Abigail’s Bakery First NH Bread Producer to Earn Organic Certification

November 23, 2006 (PRLEAP.COM) Lifestyle News
Weare, NH- You want to feed your family nutritious, organic bread, but it’s not always as easy as you’d like. Well, things just got a little easier. Jenny Chartier, owner of Abigail’s Bakery of Weare, NH has earned USDA certification through the NH Department of Agriculture as an organic producer, the first NH bread maker to do so. As always, Abigail’s Bakery USDA Certified Organic products are featured at stores throughout New Hampshire and Maine, and online www.abigailsbakery.com, where they can be ordered and shipped direct to your door.

“It was important to me that Abigail’s Bakery earn the organic certification, so our customers know with certainty that our breads are made with organic ingredients,” says Chartier. “Though we’ve always used organic ingredients, the certification goes one step further. The entire process was very stringent, for good reasons- to protect the consumer and the integrity of the product. We even use organic dish soap to clean our pans.”

Abigail’s Bakery worked with Vickie Smith, an Organic Certification Coordinator for the NH Department of Agriculture which is an accredited organic certifier for the United State Department of Agriculture. The certification was extremely time-intensive for Chartier who was required to research, track, and provide proof of organic certification for every ingredient used in Abigail’s thirteen varieties of bread.

According to Smith, “The public can be assured that any organic producer in NH that has been awarded their organic certification status from the NH Dept of Agriculture, Markets & Food, has gone through a rigorous application review, and inspection visit in order for NHDAMF to verify compliance with the National Organic Program requirements.”


As part of becoming a Certified Organic Processor, 95% of the ingredients that Abigail’s Bakery uses must be USDA Certified Organic and the business also had to undergo two on-site inspections by Smith and other NH Department of Agriculture representatives. Chartier must now keep logs to track every item that comes through the bakery door, and had to update the Abigail’s Bakery labels to include lot numbers so that the tracking can continue past the point of purchase to the consumer. The bakery will be now be subject to an annual review, and will be required to update its organic handling system plan each year.

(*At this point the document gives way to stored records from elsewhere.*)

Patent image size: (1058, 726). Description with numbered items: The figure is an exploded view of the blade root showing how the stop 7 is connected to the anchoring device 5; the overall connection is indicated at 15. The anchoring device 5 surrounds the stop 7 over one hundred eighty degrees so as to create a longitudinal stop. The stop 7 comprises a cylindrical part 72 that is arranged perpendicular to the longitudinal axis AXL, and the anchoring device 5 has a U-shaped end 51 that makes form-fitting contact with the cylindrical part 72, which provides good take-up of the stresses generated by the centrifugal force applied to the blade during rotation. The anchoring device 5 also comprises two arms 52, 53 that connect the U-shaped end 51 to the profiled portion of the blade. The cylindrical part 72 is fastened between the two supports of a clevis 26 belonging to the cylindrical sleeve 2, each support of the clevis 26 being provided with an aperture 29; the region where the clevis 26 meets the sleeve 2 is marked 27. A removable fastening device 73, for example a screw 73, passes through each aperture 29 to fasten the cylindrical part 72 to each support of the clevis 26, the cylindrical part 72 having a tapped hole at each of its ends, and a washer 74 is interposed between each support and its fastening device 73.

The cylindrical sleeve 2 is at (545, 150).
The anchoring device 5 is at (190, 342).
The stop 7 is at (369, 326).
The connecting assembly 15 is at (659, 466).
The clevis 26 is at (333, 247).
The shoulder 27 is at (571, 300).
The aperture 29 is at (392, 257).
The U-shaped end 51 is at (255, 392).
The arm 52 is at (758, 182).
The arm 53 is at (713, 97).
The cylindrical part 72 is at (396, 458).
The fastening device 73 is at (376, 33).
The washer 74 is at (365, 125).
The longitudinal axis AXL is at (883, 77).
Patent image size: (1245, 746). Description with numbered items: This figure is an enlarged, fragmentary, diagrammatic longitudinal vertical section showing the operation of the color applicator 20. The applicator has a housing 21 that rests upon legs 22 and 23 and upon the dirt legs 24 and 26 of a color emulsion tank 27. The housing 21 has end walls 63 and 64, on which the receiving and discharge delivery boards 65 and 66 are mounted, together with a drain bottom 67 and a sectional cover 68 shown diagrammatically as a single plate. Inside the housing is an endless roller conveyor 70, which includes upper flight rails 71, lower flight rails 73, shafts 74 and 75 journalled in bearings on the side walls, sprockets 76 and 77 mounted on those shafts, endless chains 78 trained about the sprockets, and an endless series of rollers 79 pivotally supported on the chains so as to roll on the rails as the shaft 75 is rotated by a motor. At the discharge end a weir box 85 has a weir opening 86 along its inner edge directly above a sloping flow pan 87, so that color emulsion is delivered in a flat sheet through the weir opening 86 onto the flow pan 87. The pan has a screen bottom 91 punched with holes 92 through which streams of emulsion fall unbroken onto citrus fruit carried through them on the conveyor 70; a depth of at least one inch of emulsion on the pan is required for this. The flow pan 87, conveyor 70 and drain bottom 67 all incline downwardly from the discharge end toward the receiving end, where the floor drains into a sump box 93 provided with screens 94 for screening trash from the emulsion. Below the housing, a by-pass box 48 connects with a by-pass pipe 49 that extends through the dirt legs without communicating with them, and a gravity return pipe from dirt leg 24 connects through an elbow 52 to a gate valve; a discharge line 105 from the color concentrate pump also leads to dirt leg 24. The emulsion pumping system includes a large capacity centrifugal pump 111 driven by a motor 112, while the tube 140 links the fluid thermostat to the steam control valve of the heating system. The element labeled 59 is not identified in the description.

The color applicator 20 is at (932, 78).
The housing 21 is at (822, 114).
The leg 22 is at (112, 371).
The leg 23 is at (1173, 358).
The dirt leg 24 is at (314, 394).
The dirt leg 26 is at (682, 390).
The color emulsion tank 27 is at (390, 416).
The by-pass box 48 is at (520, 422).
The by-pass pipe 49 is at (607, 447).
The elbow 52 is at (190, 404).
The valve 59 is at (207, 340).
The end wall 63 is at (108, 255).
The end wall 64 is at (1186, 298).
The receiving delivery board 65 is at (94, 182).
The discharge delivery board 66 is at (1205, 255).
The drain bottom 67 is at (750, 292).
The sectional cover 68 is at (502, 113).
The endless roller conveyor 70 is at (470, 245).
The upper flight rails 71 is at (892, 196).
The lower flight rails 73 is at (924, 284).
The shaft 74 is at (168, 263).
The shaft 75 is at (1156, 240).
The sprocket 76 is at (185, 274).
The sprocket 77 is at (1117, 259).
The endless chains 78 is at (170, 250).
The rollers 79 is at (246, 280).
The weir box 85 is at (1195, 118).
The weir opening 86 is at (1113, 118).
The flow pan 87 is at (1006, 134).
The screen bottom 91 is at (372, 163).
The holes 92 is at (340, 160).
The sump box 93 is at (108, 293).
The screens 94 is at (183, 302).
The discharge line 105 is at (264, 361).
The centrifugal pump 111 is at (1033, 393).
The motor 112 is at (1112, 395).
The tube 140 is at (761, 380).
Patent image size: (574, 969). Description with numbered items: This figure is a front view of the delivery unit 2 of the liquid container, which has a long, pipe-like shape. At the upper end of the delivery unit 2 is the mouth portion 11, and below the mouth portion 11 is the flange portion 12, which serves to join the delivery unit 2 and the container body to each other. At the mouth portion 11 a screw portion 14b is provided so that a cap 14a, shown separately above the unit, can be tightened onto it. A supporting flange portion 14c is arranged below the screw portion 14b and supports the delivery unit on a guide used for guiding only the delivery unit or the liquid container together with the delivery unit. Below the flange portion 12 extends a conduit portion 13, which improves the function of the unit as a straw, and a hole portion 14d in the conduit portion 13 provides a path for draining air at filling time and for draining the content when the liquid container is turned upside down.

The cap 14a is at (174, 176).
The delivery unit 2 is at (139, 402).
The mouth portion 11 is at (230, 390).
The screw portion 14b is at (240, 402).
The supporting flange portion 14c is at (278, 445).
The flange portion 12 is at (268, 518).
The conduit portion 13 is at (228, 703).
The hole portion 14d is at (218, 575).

“Abigail’s Bakery has always used the best ingredients possible. What’s different is that consumers are beginning to come in line with our way of thinking- that we deserve wholesome food that hasn’t been tainted with pesticides and chemicals, and that has been produced in a way that promotes good health for the earth and ourselves,” emphasizes Chartier. “Growers, producers and consumers can work together to be good stewards of the land- growers by using earth-friendly agricultural practices, producers by using the products grown by earth conscious farmers and by maintaining the quality of the organic ingredients, and consumers by insisting on and purchasing products that are grown and made in a way that respects the earth.”

The Hartman Group’s report- Organic Food & Beverage Trends 2004 found that 66% of U.S. consumers report using organic products at least occasionally, a number that had increased 11% in four short years. According to the Organic Trade Association, since 2002, U.S. sales of organic foods have jumped 60% to nearly $14 billion in 2005, with the organization forecasting sales will reach $16 billion by the end of this year. Recognition of the growing trend in organic products is still in its infancy, with the USDA only adopting national standards for certification in October of 2002.

Like Stoneyfield Yogurt and Ben & Jerry’s, who are business role models of Chartier, Abigail’s Bakery’s mission includes being as kind to the earth and educating customers about how they can do the same. To that end, Chartier sees Organic Certification as a natural progression in her business and as a way of giving consumers more marketplace choices that reflect their beliefs and lifestyles.

“We want consumers to understand that their buying practices carry weight, that their purchases have power. Consumers are now demanding the kind of product that Abigail’s Bakery has been producing for years,” says Chartier. “The certification backs up how we bake our breads and our end product.”

Abigail’s Bakery is intent on spreading peace, love and bread and sees the organic label on their breads as in indication of the bakery’s belief that we should live and work in harmony with nature, by supporting practices that take care of the earth. Abigail’s Bakery also participates in the Community Supported Agriculture program and Farmer’s Markets as an extension of that belief and as a way to reach out to more people.

“Interestingly, the certification process gave us the chance to educate even more people – like our shipping vendor, UPS. We had to make sure that shipments to and from the bakery handled in a way that would prevent any co-mingling with non-organic products, as it could affect the integrity our breads. Certification gave us unexpected opportunities to spread the message about why organic products are important and how they support sustainable agriculture,” Chartier explains. Abigail’s Bakery wants to reach as many people as we can with our ‘earth-friendly’ message and our breads. We believe in the goodness of our products and want people to enjoy them, but also feel it is vital to encourage practices that reflect the belief that the earth is our most treasured resource.”